GENEVA, 20 September 2019 – A symposium entitled, “Enforced Disappearance in the Middle East: Facts and Consequences,” recently was held at the Human Rights Council in Geneva. It was organized by the African Organization for the Eradication of Poverty (ZPA) in partnership with the International League for Peace and Human Rights (ILPHR).
Professor Mehmet Sukru Guzel, United Nations Geneva Office Representative of the Juridical Commission for Development for the Andean First Nations (CAPAJ) based in Peru, spoke on the “System of Enforced Disappearances in the U.N. and the Missing Points.” He briefly explained the issue of enforced disappearance under international law, stressing that the basic reference for this type of human rights violation is the Universal Declaration of Human Rights, which makes all states–without exception–responsible and accountable for these types of violations, regardless of whether or not they have signed the International Convention for the Protection of All Persons from Enforced Disappearance.
Guzel stressed the need to focus on the role and responsibility of non-state armed groups in their areas of control and the need to hold them accountable for enforced disappearances in accordance with international anti-terrorism laws, adding that whoever supports and finances these groups likewise should be held accountable for financing terrorism. Additionally, he called on the Human Rights Council to hold hearings dedicated to enforced disappearances committed by these groups and to issue resolutions classifying those found guilty as terrorist organizations.
For his part, Ali Al-Haj Al-Hamdani, a human rights activist and vice president of the Arab Cultural Forum in Britain, discussed the reality of enforced disappearance in Syria during the course of the current war. In his paper, “Enforced Disappearance in Syria: An Insight into the Current Calamity,” he points to the widespread phenomenon of abduction and disappearance of people in Syria, wherein the regime arrests wanted persons without warrants and then detains them anonymously. Such individuals are not allowed to see a lawyer and their families do not know where they are being held. “Usually, once detainees are in prison, they are given numbers and their names are never circulated,” Al-Hamdani explained.
“Due to the flight of large numbers of Syrian Army soldiers, the [Syrian] regime brought in external forces such as Iranian Islamic Revolutionary Guards, Lebanese Hezbollah and other Iranian militias to carry out arrests and harassment,” Al-Hamdani said, adding that such detainees typically are subjected to the most severe forms of torture, including starvation, beatings, dragging, electrocution, and rape.

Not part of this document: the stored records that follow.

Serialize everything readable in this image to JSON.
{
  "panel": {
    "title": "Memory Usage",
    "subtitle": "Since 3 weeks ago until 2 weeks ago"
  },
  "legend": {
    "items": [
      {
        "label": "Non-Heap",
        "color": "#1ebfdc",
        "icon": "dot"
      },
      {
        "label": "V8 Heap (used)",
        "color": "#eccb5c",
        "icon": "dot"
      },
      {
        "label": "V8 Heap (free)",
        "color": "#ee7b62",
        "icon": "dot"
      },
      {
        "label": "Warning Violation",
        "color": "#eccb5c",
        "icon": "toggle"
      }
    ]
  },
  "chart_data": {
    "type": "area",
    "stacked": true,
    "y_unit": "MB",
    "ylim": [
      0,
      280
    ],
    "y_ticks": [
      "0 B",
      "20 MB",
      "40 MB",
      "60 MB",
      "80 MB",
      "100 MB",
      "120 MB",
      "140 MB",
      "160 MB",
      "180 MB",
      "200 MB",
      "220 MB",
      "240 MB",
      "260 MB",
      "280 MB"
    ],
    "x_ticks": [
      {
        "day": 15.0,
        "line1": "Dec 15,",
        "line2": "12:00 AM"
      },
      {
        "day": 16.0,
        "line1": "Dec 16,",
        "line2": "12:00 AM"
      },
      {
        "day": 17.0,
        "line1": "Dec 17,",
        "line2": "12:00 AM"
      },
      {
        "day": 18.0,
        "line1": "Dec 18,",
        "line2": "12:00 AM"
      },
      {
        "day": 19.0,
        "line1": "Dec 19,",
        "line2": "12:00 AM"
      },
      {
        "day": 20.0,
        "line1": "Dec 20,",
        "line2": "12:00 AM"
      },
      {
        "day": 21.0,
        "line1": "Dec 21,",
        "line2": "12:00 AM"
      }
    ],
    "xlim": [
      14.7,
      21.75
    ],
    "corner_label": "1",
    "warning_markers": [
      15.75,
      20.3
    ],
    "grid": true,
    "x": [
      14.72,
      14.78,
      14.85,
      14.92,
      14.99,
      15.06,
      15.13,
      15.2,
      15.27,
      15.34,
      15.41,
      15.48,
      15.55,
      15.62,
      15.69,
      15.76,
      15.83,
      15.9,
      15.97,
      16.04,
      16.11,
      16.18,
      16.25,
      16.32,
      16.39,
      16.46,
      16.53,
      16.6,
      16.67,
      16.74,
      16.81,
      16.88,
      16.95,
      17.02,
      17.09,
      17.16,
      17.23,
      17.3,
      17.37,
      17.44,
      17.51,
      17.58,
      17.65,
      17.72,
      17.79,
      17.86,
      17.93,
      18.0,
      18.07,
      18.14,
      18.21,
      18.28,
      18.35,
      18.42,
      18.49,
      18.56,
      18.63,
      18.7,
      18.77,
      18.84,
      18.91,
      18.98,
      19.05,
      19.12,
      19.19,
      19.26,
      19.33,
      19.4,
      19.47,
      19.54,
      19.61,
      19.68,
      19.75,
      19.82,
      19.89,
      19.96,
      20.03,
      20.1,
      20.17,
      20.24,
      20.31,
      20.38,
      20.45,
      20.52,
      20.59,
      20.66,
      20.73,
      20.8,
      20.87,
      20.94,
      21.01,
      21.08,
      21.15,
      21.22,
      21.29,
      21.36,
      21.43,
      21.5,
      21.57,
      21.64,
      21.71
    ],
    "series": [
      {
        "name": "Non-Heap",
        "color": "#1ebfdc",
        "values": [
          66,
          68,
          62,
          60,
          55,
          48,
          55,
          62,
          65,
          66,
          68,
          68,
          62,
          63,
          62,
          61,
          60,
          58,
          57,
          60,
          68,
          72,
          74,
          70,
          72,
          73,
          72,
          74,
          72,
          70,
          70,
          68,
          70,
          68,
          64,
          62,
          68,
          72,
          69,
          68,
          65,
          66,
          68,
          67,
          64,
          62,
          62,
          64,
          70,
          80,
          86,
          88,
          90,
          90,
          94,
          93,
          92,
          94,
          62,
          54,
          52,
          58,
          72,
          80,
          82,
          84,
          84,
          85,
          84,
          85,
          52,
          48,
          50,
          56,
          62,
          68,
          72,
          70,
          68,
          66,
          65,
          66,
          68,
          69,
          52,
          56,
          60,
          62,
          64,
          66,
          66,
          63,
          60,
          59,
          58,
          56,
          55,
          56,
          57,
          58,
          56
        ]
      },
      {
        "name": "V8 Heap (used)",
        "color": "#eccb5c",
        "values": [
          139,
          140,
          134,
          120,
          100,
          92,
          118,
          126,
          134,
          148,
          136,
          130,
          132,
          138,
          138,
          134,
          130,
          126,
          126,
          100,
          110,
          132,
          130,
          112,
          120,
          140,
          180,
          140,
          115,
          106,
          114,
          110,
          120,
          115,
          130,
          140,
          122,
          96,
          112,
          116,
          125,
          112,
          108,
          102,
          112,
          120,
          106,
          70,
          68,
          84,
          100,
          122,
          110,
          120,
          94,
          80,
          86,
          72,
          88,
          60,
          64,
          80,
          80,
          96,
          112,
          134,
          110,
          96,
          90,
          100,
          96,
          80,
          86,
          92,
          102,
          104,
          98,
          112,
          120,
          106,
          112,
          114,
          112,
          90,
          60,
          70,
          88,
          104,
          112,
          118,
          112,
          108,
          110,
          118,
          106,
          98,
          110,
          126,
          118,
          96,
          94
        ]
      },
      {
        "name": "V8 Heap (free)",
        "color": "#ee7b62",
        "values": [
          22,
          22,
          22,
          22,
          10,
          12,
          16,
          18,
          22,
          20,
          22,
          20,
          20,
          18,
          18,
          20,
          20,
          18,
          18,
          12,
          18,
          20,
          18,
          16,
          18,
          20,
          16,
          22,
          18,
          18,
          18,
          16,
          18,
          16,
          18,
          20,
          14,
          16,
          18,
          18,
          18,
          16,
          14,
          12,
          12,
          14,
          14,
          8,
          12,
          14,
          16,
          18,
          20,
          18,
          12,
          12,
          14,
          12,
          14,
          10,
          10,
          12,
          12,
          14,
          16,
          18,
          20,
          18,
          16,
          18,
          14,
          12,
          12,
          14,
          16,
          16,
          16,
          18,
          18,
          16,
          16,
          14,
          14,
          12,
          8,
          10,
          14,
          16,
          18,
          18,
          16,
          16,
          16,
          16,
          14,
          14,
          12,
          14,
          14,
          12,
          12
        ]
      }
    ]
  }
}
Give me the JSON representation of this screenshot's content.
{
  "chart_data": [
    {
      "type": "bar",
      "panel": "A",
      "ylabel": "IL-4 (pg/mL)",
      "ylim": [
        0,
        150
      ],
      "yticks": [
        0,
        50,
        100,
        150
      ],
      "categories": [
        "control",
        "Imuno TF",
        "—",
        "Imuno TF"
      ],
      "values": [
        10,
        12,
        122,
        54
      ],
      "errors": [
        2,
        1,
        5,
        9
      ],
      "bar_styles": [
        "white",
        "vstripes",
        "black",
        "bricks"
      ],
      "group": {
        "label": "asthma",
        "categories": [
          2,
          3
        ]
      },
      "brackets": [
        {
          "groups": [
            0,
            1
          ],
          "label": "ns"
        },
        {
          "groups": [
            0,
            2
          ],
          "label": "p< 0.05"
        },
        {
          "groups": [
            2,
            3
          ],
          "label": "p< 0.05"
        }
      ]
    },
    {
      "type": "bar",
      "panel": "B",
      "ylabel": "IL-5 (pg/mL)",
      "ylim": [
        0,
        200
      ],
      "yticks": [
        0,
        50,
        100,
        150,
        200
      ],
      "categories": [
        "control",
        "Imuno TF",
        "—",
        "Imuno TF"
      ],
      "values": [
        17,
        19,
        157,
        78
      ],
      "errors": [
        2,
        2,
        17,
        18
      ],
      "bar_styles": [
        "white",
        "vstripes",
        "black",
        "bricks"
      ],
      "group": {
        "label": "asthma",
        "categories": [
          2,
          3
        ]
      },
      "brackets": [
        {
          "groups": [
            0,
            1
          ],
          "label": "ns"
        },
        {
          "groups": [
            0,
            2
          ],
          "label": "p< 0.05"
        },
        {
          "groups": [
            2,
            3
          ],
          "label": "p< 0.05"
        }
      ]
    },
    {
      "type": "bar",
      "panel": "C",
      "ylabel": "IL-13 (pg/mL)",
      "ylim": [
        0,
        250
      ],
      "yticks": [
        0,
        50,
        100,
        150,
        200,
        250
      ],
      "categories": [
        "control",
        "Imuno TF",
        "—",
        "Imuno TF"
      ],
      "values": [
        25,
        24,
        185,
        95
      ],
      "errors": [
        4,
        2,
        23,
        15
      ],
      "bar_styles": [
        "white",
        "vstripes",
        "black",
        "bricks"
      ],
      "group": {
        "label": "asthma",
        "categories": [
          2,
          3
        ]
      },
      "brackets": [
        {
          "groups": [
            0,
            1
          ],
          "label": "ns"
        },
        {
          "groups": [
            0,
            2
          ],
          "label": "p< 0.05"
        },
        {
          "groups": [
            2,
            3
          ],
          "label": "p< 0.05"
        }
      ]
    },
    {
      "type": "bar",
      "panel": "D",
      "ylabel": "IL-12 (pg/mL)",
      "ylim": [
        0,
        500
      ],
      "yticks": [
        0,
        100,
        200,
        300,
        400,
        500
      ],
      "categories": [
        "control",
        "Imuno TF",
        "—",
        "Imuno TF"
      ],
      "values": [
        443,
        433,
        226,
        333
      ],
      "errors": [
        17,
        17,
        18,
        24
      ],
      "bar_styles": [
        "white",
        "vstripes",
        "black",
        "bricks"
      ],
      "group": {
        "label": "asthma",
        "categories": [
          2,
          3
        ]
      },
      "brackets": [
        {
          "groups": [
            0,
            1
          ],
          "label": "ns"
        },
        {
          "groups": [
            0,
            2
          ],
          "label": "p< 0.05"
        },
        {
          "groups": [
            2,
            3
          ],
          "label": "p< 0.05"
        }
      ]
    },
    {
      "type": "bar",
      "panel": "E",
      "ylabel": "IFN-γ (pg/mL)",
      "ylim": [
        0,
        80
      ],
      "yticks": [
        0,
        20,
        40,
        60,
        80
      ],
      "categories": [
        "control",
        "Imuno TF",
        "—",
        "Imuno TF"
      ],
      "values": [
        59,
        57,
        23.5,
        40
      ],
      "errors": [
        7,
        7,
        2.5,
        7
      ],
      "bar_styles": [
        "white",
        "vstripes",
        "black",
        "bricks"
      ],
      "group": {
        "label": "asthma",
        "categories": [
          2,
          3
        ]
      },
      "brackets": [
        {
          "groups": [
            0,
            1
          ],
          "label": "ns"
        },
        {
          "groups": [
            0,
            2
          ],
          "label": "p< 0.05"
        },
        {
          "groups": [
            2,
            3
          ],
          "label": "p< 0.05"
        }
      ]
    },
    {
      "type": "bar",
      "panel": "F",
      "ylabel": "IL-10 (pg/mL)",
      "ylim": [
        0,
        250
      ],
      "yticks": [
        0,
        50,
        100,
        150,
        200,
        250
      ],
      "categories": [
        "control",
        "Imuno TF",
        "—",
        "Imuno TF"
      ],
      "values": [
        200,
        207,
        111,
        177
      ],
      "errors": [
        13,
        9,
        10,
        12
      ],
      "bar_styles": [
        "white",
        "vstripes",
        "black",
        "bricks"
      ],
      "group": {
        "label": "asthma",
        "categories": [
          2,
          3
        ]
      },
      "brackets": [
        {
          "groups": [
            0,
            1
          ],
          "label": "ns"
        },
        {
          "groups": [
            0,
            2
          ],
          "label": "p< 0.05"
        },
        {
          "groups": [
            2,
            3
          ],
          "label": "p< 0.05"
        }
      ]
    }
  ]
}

According to the Syrian Observatory for Human Rights, Al-Hamdani cited, there are some 104,000 enforcedly disappeared detainees, whereas according to Human Rights Watch, there were 117,000 detainees as of 2017. Syrian human rights activists are likely to double the number in President Bashar al-Assad’s prisons alone.
Al-Hamdani noted that it is impossible to know the number of those abducted and forcibly disappeared by extremist groups, pointing out that the latest reports indicate that since the beginning of this year through the end of August, the number of detainees held by Al-Nusra Front is around 182, including writers and media activists.
In his paper, “Ahwazi Arabs: Decades of Continuous Suffering,” Hakim Chohbishat, chairman of the Ahwazi Organization for Protecting Human Rights, enumerated human rights violations against Arab peoples living in Iran. He asserts that over the past nine decades, Iranian regimes have carried out numerous arrests and the enforced disappearance of Ahwazi detainees without giving any information about them to their relatives or anyone else.
He noted that such indiscriminate arrests by the Iranian regime against Ahwazis are a form of enforced disappearance, as they are carried out by unidentified entities which also torture detainees during detention and deny their presence there. He added that detainees under torture often are forced to confess to false accusations and psychological pressure is systematically used on their families.
Chohbishat pointed out that those who have suffered enforced disappearance by the Iranian regime are from all social and professional groups, including artists, teachers, scientists, and researchers, adding that the feeling of frustration and injustice leads many Ahwazi Arabs to commit suicide or accept death sentences with pride. He ended his talk by calling on Iranian authorities to disclose the whereabouts of all Ahwazi detainees and for the international community to put pressure on Iran to do so.